In particular, McDonald’s has faced backlash from customers, social media users and even House Republicans for its higher prices. In an open letter in late May, the company’s U.S. president, Joe Erlinger, hit back at critics claiming its menu prices have doubled, saying its prices are up just 40% since 2019.
Even so, the company has taken steps to try to appeal to price-conscious diners. On Thursday, McDonald’s announced a new $5 value meal, plus free French fries on Fridays with any purchase of at least $1 for its mobile app customers.

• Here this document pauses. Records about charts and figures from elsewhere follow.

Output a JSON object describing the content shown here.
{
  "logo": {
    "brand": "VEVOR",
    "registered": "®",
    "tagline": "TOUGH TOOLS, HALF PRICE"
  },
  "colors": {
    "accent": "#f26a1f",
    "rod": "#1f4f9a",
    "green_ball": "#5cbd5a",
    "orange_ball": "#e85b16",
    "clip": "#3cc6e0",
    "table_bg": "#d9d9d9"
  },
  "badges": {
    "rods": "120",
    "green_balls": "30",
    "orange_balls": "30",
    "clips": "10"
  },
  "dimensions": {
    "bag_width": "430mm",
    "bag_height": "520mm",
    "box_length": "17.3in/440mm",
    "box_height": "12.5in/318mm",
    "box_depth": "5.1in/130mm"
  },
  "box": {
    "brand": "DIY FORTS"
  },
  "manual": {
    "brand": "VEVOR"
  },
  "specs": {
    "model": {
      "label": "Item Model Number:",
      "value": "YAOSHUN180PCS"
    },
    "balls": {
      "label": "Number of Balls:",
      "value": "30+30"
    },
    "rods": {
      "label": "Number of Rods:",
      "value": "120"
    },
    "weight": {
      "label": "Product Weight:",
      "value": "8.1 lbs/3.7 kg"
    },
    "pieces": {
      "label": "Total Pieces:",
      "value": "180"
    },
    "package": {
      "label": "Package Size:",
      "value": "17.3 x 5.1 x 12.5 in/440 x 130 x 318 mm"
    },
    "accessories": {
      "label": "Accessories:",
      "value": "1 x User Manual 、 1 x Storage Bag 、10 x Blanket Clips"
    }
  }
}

Darden has been using a different strategy to win over diners. It has leaned on television advertising and kept its overall pricing lower than inflation to attract customers. In its fiscal fourth quarter, the company reported flat same-store sales growth and weaker-than-expected revenue, although its earnings beat Wall Street’s estimates.
Cardenas said the company has dealt with a “consistently weaker consumer environment,” as well as increased discounting and marketing pressure from its rivals. Still, executives touted that its restaurants are outperforming the broader casual-dining segment.
Shares of Darden rose more than 1% in morning trading on Thursday. The company’s stock has fallen 6% this year, dragged down by concerns about the consumer environment.